Go Mobile: SIIA Previews the Newest in Information Industry Mobile Apps

Contributed by Grace Schalkwyk, Gramercy Digital Strategy Advisors

Larry Schwartz, Previews Chair and president of Newstex, outlined the evolution of the Previews program which celebrates its 6th anniversary this year. Started as an experiment, this year it is a core part of the main-stage program at Information Industry Summit with 6 company previews and 6 mobile previews. Next year’s conference will feature the 100th preview.

Dow Jones Investment Banker for iPad
Ian Rosen presented Dow Jones’ new app for investment banking end-users. Dow Jones’ strategy is to combine its content assets with its editorial expertise to create relevance for end-user groups. Its Investment Banker personnel are from the banking industry, and they employ ‘curation, creation, workflow knowledge and tools’ to assemble their service. The layout is similar to the Wall Street Journal app, leveraging users’ familiarity with it. All content is downloadable to be usable offline. It offers news customization as My Topics, and market-specific Collections, such as Energy, that feature Opinion and Strategy. It rounds out the service with Banker Moves, a sort of bankerly Page Six.

Lexis Nexis
Scott Livingston presented Lexis Nexis’s legal news awareness offering, which is in its 5.0 version in the mobile space.

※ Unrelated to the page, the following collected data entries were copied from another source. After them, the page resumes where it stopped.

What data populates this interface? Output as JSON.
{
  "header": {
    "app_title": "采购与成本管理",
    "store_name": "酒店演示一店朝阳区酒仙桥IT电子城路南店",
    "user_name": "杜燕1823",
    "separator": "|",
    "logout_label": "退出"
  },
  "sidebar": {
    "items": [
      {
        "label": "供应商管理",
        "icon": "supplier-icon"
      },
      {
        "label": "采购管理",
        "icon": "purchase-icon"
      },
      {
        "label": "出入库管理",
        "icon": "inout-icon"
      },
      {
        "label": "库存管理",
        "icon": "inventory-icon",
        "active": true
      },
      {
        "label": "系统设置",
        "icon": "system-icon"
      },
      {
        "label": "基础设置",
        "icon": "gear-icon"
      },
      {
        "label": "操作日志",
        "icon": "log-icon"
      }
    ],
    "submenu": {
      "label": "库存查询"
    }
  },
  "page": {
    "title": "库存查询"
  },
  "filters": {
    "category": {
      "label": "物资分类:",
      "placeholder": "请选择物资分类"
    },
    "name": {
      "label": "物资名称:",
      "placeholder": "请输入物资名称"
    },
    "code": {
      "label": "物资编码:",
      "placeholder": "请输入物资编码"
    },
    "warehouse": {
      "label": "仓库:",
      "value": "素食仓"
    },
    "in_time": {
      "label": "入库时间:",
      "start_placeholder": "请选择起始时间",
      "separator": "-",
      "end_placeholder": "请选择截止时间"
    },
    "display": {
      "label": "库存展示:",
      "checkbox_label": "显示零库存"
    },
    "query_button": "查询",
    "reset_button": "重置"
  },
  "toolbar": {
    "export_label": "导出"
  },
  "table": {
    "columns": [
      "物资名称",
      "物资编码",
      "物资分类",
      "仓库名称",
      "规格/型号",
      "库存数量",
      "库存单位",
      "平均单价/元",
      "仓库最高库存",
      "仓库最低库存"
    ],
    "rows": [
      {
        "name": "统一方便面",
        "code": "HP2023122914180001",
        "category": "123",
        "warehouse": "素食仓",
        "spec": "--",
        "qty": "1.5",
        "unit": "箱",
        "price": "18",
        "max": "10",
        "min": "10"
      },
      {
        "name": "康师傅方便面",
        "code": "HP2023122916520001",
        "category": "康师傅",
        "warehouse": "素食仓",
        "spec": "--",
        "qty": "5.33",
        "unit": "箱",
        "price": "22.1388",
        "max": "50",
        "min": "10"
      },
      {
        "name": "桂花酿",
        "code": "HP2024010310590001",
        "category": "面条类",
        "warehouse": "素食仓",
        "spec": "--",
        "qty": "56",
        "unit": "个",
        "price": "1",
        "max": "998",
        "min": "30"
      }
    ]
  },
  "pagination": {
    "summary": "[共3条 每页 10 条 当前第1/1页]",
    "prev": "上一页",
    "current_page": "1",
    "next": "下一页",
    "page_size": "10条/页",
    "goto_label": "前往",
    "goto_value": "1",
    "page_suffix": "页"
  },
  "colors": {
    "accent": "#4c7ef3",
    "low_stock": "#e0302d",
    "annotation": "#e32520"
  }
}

It seeks to serve lawyers who are untethering from their offices, providing a searchable, contextual, and exhaustive legal news source on the go. It is tailored to the use cases particular to lawyers, such as the on-commute work flow, the quick-briefing need prior to meeting with a client, and the working-remote workflow. Its components include Breaking News, Legal News focused on legal practice areas, Legal Blogs, Mealeys proprietary short form content, Communities, Twitter, and Video. It permits archival searching and access to full text content. It is available to the public as an in-app purchase. Lexis-Nexis is testing various pricing models including $1.99/month through the App Store.

Pubget for iPad
Pubget is one of those amazing services that so good that it shouldn’t be free, but it is. Recently acquired by the not-for-profit Copyright Clearing Center, it is a search engine for science, technology and medical (STM) articles and peer-reviewed papers and is intended for life science researches and practitioners. It is cloud based service hosted and sold via a freemium model that allows users to legally find and directly retrieve research papers from their sources. It has access to 3 million medical and STM articles and knows where 30 million academic papers live across 30,000 institutions.
Pubget is led by Ryan Jones, a FAST and Microsoft veteran. It is looking for publishers who want their content accessed by Pubget’s system, and enterprises that are interested in employing Pubget’s unique search capability.

Factiva for iPad

Factiva’s new app easily enables people to monitor news across the world, leveraging its new and popular web feature Snapshot. Its consumer-like feel, elegant and simple, reflects the demands of professional consumers for a great user experience. On the go, it gives the capability to spot trends, risks and opportunities. It also gives access to Factiva Search from anywhere. Features include Top News, with headlines, audio, video, trending companies, trending people, and visualization. On individual companies it provides news volume vs. stock price graphs with click-throughs. Other features include Radar, news volume on top trending companies; My Alerts, an RSS feed module; and article views with tagging.

PR Newswire for iPad
PR Newswire’s app is designed for PR professionals and journalists. It offers top headlines for all categories with drilldowns to appropriate sectors. It includes extensive coverage of PR blogs which will expand to 100 blogs over time. It offers in-app search, push notifications, saved searches and numerous other convenience features. It is available free on iTunes.

Nexis News Search
Nexis’s app is free to its customers, and essentially ports the website experience to the iPad. It provides nested search on news content options, with two-year history, date range search, article length search, and numerous other options. Articles can be saved and emailed. Articles highlight the user’s search terms, and other features are available.